Ein Tool verhilft dem Konstrukteur zum besten Biegeverfahren

Als Projektergebnis erhält der Designer beziehungsweise der Konstrukteur von Biegebauteilen ein Tool, mit welchem er nach Festlegung von Biegegeometrie und Auswahl des Biegehalbzeugs auf ein wirksames und wirtschaftliches Biegeverfahren schließen kann. Wirksam ist ein Biegeverfahren, wenn es die Fertigung der gewünschten Biegegeometrie unter den festgelegten Toleranzen ermöglicht.
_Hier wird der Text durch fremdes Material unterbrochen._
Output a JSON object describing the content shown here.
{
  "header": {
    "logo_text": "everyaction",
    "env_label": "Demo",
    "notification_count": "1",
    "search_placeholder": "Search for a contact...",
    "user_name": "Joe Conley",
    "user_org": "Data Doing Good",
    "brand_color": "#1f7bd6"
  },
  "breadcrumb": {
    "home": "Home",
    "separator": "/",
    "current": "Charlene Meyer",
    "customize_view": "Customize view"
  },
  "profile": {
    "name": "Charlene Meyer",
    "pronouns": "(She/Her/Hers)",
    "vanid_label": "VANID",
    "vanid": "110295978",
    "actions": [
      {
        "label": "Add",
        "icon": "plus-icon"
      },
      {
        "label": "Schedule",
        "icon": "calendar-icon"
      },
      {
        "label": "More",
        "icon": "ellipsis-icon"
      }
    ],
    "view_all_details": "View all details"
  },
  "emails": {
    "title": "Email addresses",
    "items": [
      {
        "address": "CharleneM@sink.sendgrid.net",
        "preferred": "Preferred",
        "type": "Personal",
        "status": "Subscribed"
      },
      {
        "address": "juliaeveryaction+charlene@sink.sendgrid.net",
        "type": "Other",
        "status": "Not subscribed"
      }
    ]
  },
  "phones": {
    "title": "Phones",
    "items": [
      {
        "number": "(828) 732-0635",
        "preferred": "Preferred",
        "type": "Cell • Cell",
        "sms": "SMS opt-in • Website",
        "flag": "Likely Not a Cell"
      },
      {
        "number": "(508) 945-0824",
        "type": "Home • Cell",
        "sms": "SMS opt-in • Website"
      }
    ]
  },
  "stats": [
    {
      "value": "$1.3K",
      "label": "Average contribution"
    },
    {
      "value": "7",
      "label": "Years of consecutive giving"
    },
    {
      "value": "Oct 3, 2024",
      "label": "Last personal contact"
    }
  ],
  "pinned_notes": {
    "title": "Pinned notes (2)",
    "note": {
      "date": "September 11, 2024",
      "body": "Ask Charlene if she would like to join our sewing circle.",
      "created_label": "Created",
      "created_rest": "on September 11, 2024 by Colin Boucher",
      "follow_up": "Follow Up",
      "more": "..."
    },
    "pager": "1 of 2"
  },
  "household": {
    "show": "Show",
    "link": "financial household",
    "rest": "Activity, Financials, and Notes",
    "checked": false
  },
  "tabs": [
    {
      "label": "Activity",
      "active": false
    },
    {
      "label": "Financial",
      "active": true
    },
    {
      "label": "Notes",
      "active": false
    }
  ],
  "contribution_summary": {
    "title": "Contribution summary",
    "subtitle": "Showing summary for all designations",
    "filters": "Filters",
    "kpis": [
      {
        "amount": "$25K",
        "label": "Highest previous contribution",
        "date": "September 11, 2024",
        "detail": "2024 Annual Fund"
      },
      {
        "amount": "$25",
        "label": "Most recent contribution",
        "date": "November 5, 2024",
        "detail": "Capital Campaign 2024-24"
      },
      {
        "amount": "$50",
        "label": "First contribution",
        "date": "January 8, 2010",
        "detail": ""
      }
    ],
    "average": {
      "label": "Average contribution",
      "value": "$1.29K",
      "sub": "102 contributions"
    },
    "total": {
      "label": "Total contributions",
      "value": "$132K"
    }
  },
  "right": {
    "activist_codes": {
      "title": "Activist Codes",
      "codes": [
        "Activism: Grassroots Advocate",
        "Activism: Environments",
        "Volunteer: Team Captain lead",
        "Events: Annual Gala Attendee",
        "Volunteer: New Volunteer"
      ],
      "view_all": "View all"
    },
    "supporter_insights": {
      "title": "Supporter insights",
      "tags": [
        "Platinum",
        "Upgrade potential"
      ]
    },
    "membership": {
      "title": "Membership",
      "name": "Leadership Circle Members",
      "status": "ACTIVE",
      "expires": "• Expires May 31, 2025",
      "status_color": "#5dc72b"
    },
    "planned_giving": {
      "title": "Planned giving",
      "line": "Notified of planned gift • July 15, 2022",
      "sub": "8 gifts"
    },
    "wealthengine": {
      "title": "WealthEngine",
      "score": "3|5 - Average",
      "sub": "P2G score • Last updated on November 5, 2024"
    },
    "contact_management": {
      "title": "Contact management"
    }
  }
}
Die Wirtschaftlichkeitsbetrachtung erfolgt durch die Hinterlegung individueller Investitionskosten der Biegeverfahren im Tool.

Die Kernidee des Forschungsprojekts ist es, eine Matrix zu entwickeln (Bild 2 – siehe Bildergalerie), mit deren Hilfe nach Vorauswahl einer Biegegeometrie und des zu verwendenden Halbzeugs (Material und Querschnitt) die für diese Biegeaufgabe am besten geeigneten Biegeverfahren identifiziert werden. Hierzu ist die Schaffung von Schnittstellen zwischen Biegehalbzeug, -geometrie und -verfahren notwendig. Im ersten Schritt wurden Normen recherchiert und ausgewertet, um das Biegehalbzeug nach biegespezifischen Parametern zu kategorisieren. Im Anschluss erfolgte die Auswertung typischer Geometrien von Biegebauteilen, welche ebenfalls kategorisiert werden.

Ein Bauteil wird durch neun verschiedene Merkmale beschrieben

Das wesentliche Zwischenziel zur Erreichung des Standards ist die Schaffung von einheitlichen und vom jeweiligen Herstellungsverfahren unabhängigen Kriterien zur Kategorisierung von Biegebauteilen und deren Bewertung in der Güte. Die Güte der Biegebauteile wurde im Projekt als Abgleich der Geometrie des Biegebauteils und der zur Verfügung stehenden Halbzeuge sowie als Vergleich des Fertigungsprodukts mit vorgegebenen Qualitätsmerkmalen definiert.

Hierzu wurden das Fachwissen aus Vorversuchen der Universitäten sowie die unterschiedlichen Kundenanforderungen – gerichtet an Entwickler und Hersteller von Biegebauteilen und Biegemaschinen – zusammengetragen.

Ein Bauteil wird durch neun unterschiedliche Merkmale (Bild 3) beschrieben. Die ersten vier Merkmale beschreiben die Bauteilgeometrie. Mit Hilfe des Wanddickenfaktors, der Querschnittsform und der Wanddickenänderung wird das Halbzeug gekennzeichnet. Durch den Faktor Form- und Lageabweichungen sowie den Oberflächenfaktor wird die Bauteilqualität charakterisiert. Die Abstufung der einzelnen Merkmale erfolgt aufsteigend sortiert nach der Komplexität in maximal vier Kategorien.